The Country-specific Recommendations are documents prepared by the European Commission for each country, analysing its economic situation and providing recommendations on measures it should adopt over the coming 18 months. They are tailored to the particular issues the Member State is facing and cover a broad range of topics: the state of public finances, reforms of pension systems, measures to create jobs and to fight unemployment, education and innovation challenges, etc. The final adoption of Country-specific Recommendations prepared by the Commission is done at the highest level by national leaders in the European Council.
In 2012, the Swedish economy is expected to slow down as compared to 2011, with a foreseen GDP growth of 0.3%. After positive labour market developments in 2011, unemployment is expected to rise slightly to 7.7% in 2012.
The performance of the Swedish economy is overall very good. Since the mid-1990s, Sweden has followed an ambitious agenda of fiscal and structural reform. Most recently, the reform efforts have focused on achieving full employment, ensuring a strong and stable financial sector, improving the functioning of the housing market, reforming the education system, promoting innovative and dynamic businesses and tackling the environmental and climate change issues.

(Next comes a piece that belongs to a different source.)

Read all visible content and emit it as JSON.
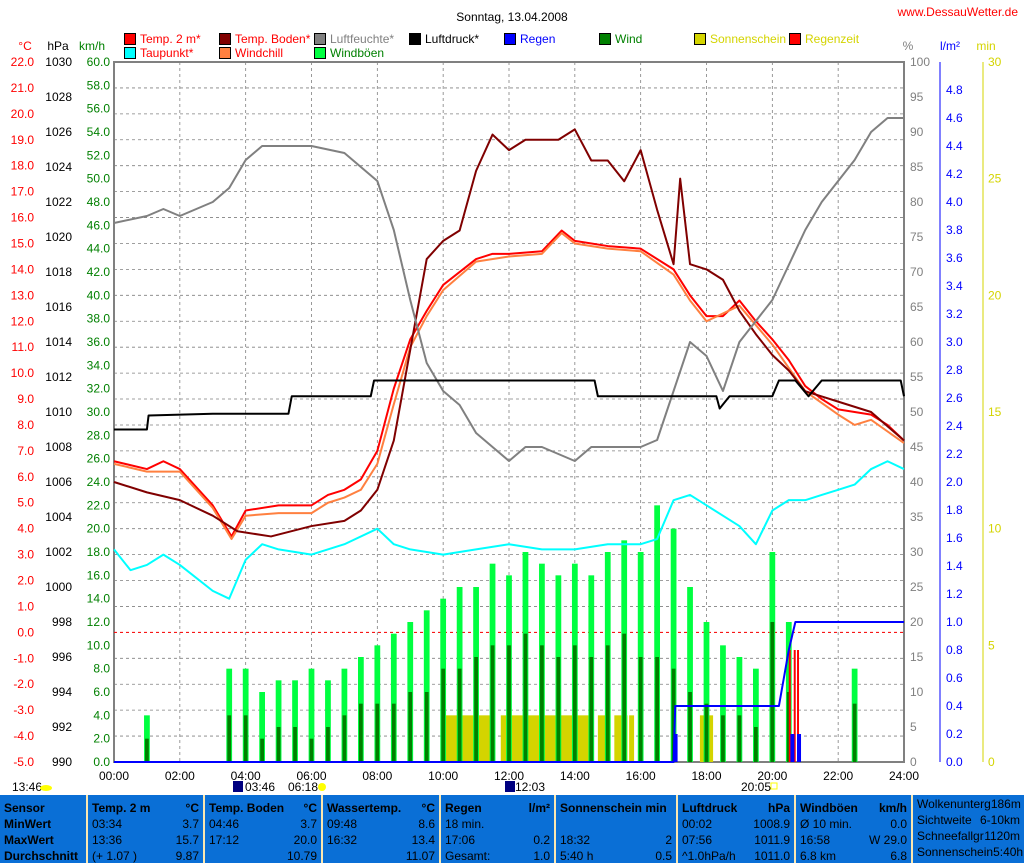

However, several challenges still need to be tackled. Notwithstanding government measures in the area of the labour market integration of vulnerable groups, the unemployment rates of these groups remain high. While the housing market has cooled somewhat since mid-2011, several structural distortions persist that have contributed to house-price volatility in the past. Certain aspects of the Swedish tax system could be made more effective, efficient and growth-enhancing. Moreover, Sweden's competitive position is threatened in the medium term by falling business investment in R&D and inadequate commercialisation of innovative output.